The actress looked crushed. Numbly, she collected her phone and her purse as the inspector escorted her towards the doors. I waited until Anson rose and collected his coat and hat before I ventured any remark. "If she's telling the truth, will she be in big trouble?" I asked.
"She could be charged with theft," he said. "But I suspect in the end it will result in charges dropped by the auction house, and nothing more than a caution. Persecuting a famous actress who merely wanted to look at a page in a book — I don't think its publicity would please Vancy's Auction House."
He smiled. "Our missing piece of evidence," he said, tapping his notebook lightly, before putting it in his pocket. "The one which didn't make sense now has its place. This is good news for your friend, Miss Kinnan. The actress corroborates your story to the police, and contradicts your friend's physical appearance as that of the criminal's. A bit thin, perhaps, but a promising beginning on which to turn the case."

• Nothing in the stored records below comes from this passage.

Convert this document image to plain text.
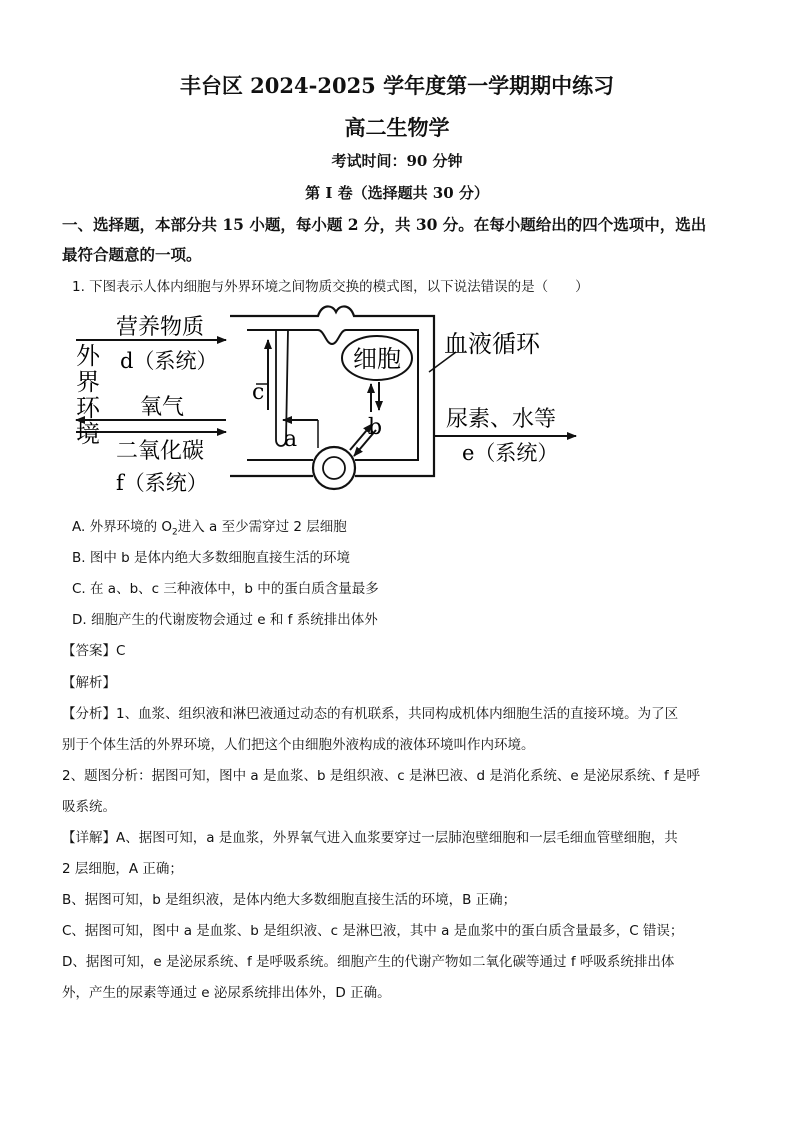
丰台区 2024-2025 学年度第一学期期中练习
高二生物学
考试时间：90 分钟
第 I 卷（选择题共 30 分）
一、选择题，本部分共 15 小题，每小题 2 分，共 30 分。在每小题给出的四个选项中，选出
最符合题意的一项。
1. 下图表示人体内细胞与外界环境之间物质交换的模式图，以下说法错误的是（　　）
细胞
外
界
环
境
营养物质
d（系统）
氧气
二氧化碳
f（系统）
c
a	b
血液循环
尿素、水等
e（系统）
A. 外界环境的 $O_2$进入 a 至少需穿过 2 层细胞
B. 图中 b 是体内绝大多数细胞直接生活的环境
C. 在 a、b、c 三种液体中，b 中的蛋白质含量最多
D. 细胞产生的代谢废物会通过 e 和 f 系统排出体外
【答案】C
【解析】
【分析】1、血浆、组织液和淋巴液通过动态的有机联系，共同构成机体内细胞生活的直接环境。为了区
别于个体生活的外界环境，人们把这个由细胞外液构成的液体环境叫作内环境。
2、题图分析：据图可知，图中 a 是血浆、b 是组织液、c 是淋巴液、d 是消化系统、e 是泌尿系统、f 是呼
吸系统。
【详解】A、据图可知，a 是血浆，外界氧气进入血浆要穿过一层肺泡壁细胞和一层毛细血管壁细胞，共
2 层细胞，A 正确；
B、据图可知，b 是组织液，是体内绝大多数细胞直接生活的环境，B 正确；
C、据图可知，图中 a 是血浆、b 是组织液、c 是淋巴液，其中 a 是血浆中的蛋白质含量最多，C 错误；
D、据图可知，e 是泌尿系统、f 是呼吸系统。细胞产生的代谢产物如二氧化碳等通过 f 呼吸系统排出体
外，产生的尿素等通过 e 泌尿系统排出体外，D 正确。
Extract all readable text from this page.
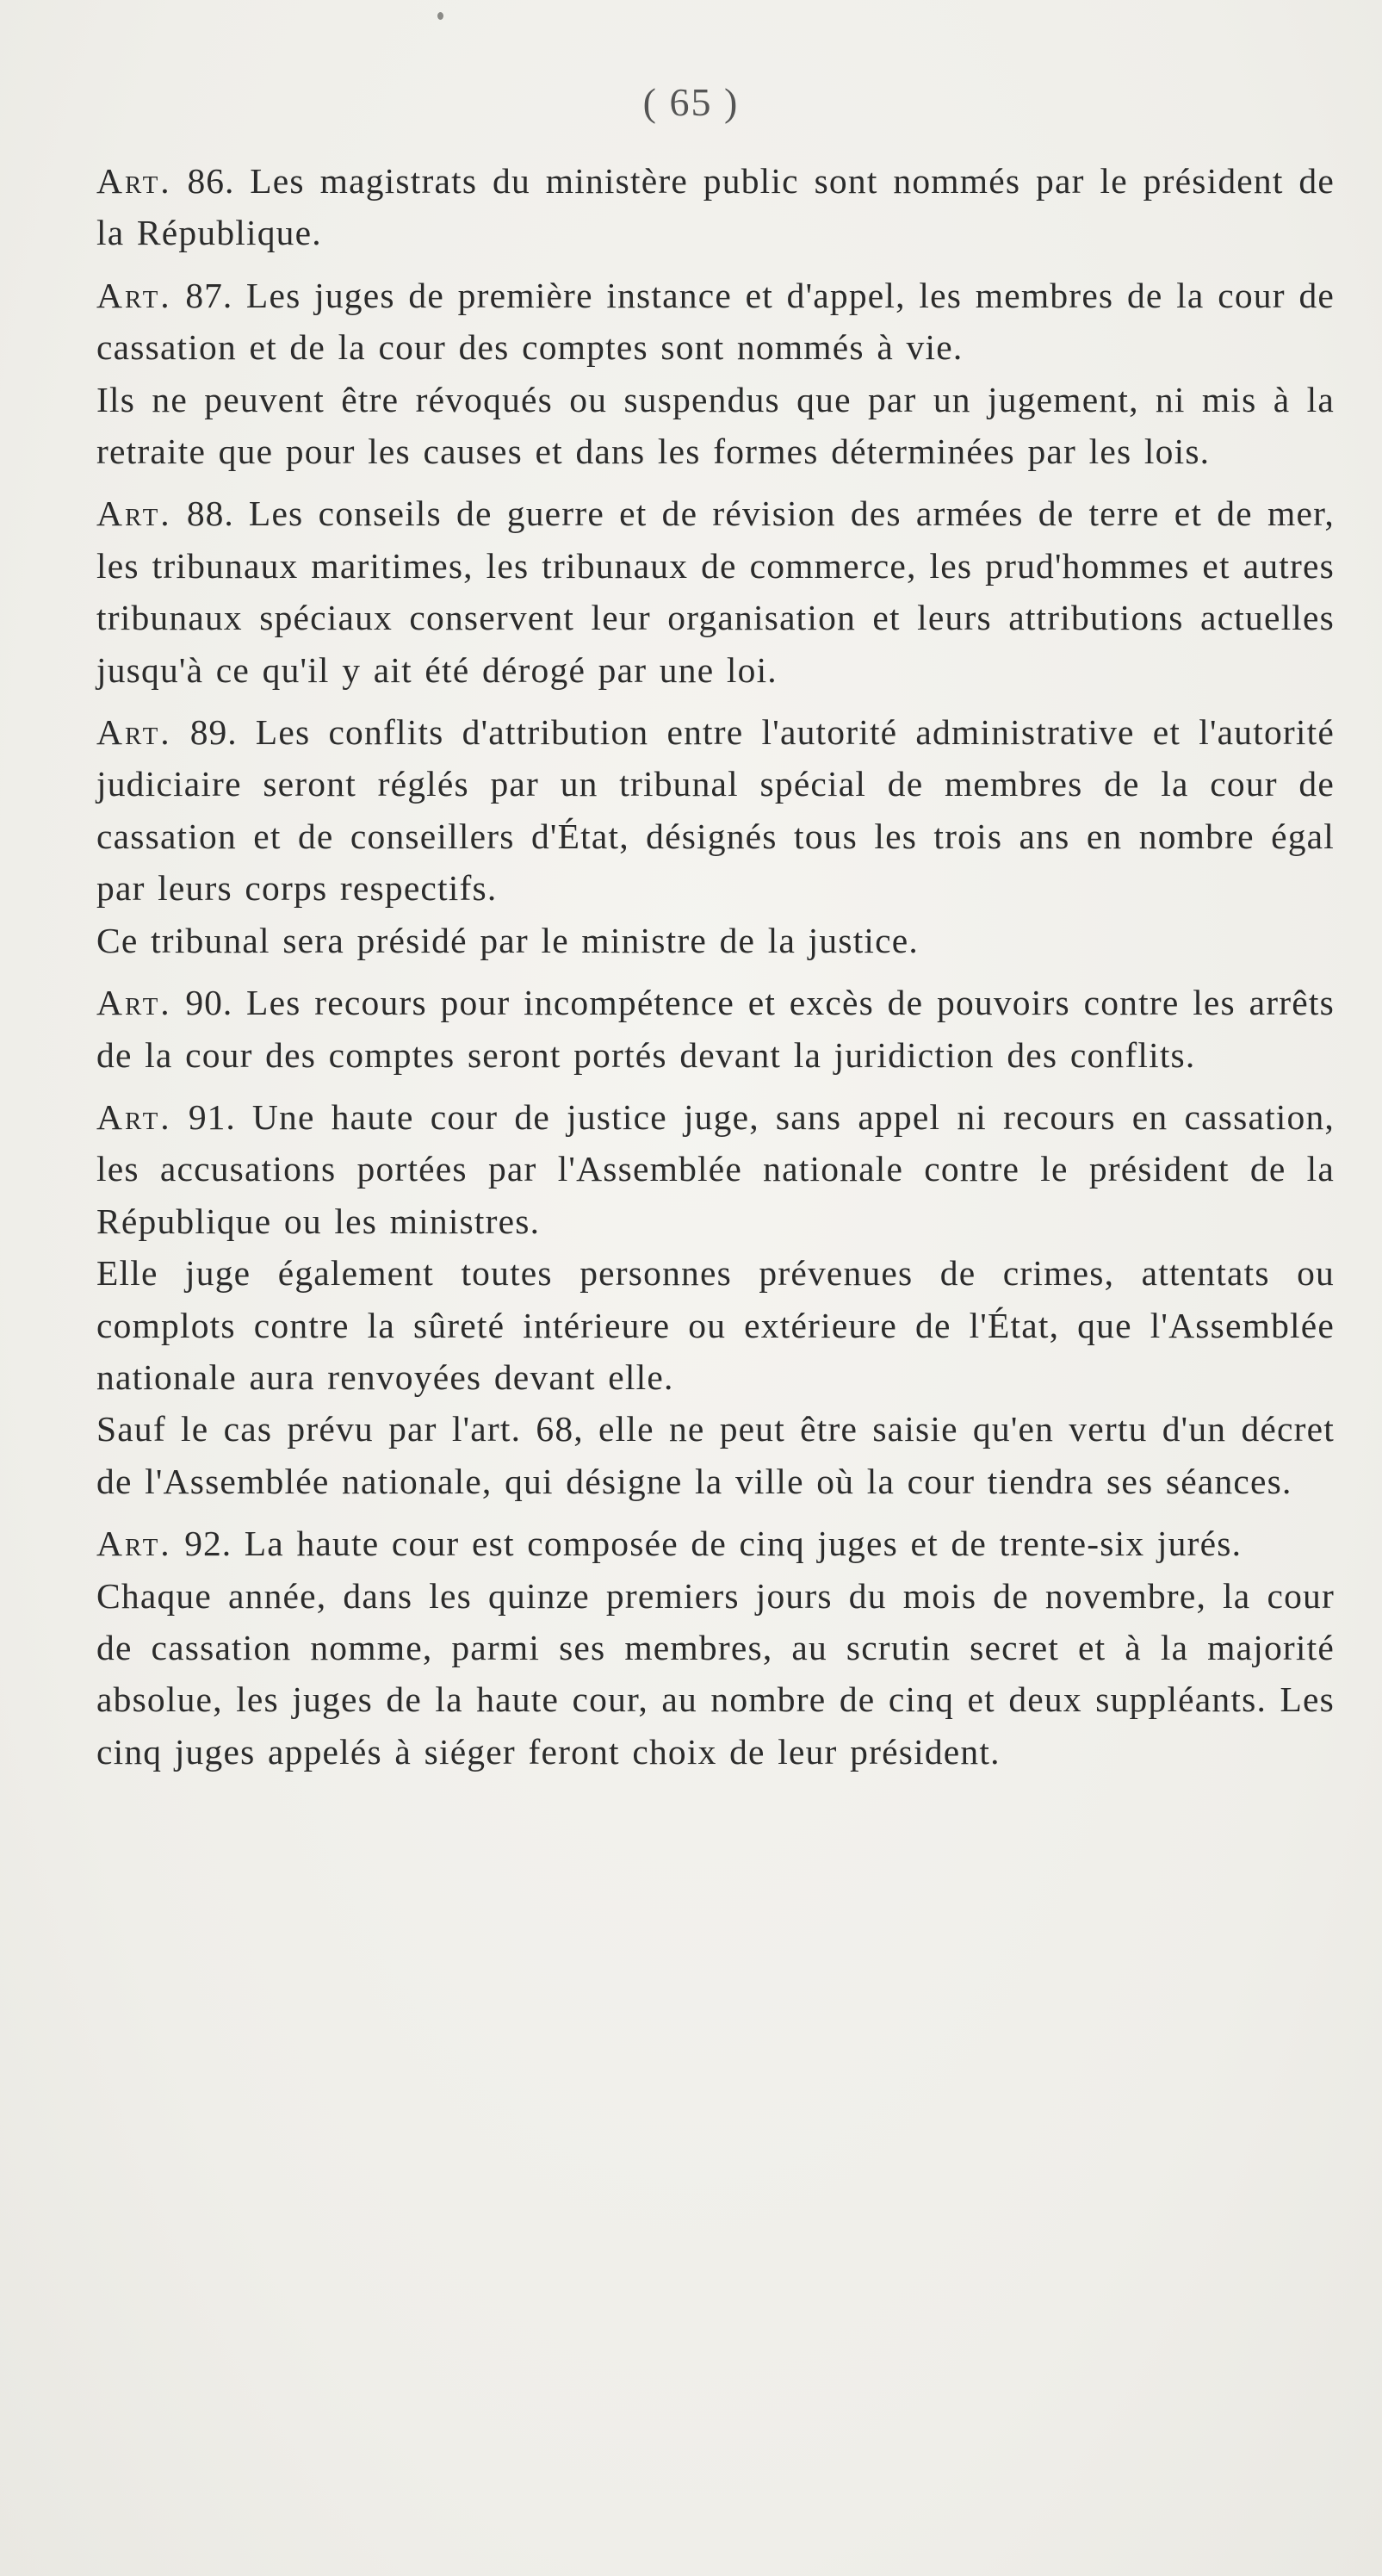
( 65 )

Art. 86. Les magistrats du ministère public sont nommés par le président de la République.

Art. 87. Les juges de première instance et d'appel, les membres de la cour de cassation et de la cour des comptes sont nommés à vie.

Ils ne peuvent être révoqués ou suspendus que par un jugement, ni mis à la retraite que pour les causes et dans les formes déterminées par les lois.

Art. 88. Les conseils de guerre et de révision des armées de terre et de mer, les tribunaux maritimes, les tribunaux de commerce, les prud'hommes et autres tribunaux spéciaux conservent leur organisation et leurs attributions actuelles jusqu'à ce qu'il y ait été dérogé par une loi.

Art. 89. Les conflits d'attribution entre l'autorité administrative et l'autorité judiciaire seront réglés par un tribunal spécial de membres de la cour de cassation et de conseillers d'État, désignés tous les trois ans en nombre égal par leurs corps respectifs.

Ce tribunal sera présidé par le ministre de la justice.

Art. 90. Les recours pour incompétence et excès de pouvoirs contre les arrêts de la cour des comptes seront portés devant la juridiction des conflits.

Art. 91. Une haute cour de justice juge, sans appel ni recours en cassation, les accusations portées par l'Assemblée nationale contre le président de la République ou les ministres.

Elle juge également toutes personnes prévenues de crimes, attentats ou complots contre la sûreté intérieure ou extérieure de l'État, que l'Assemblée nationale aura renvoyées devant elle.

Sauf le cas prévu par l'art. 68, elle ne peut être saisie qu'en vertu d'un décret de l'Assemblée nationale, qui désigne la ville où la cour tiendra ses séances.

Art. 92. La haute cour est composée de cinq juges et de trente-six jurés.

Chaque année, dans les quinze premiers jours du mois de novembre, la cour de cassation nomme, parmi ses membres, au scrutin secret et à la majorité absolue, les juges de la haute cour, au nombre de cinq et deux suppléants. Les cinq juges appelés à siéger feront choix de leur président.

"Is it enough to change the investigation?" I asked.
"It certainly changes aspects of it for myself," he said. "We shall find out shortly if London agrees." He shrugged on his overcoat, and adjusted the brim of his hat. Seventy years earlier in history would have him Inspector Maigret of the Surete, I thought; an irony that the investigator on the trail of a master thief looked as if he had stepped out of a crime novel from the genre's golden age. I could only hope he had skills equal to those literary sleuths, and was on the verge of catching his archnemesis this time.
"What do you mean you won't release Sidney?"
I demanded this of Sergeant MacEntire, although I had no right to actually question his duty directly. Behind me, Mrs. Graves had an expression of equal outrage as she stood there clutching a tin of homemade biscuits for the prisoner, which had also been rejected by the sergeant.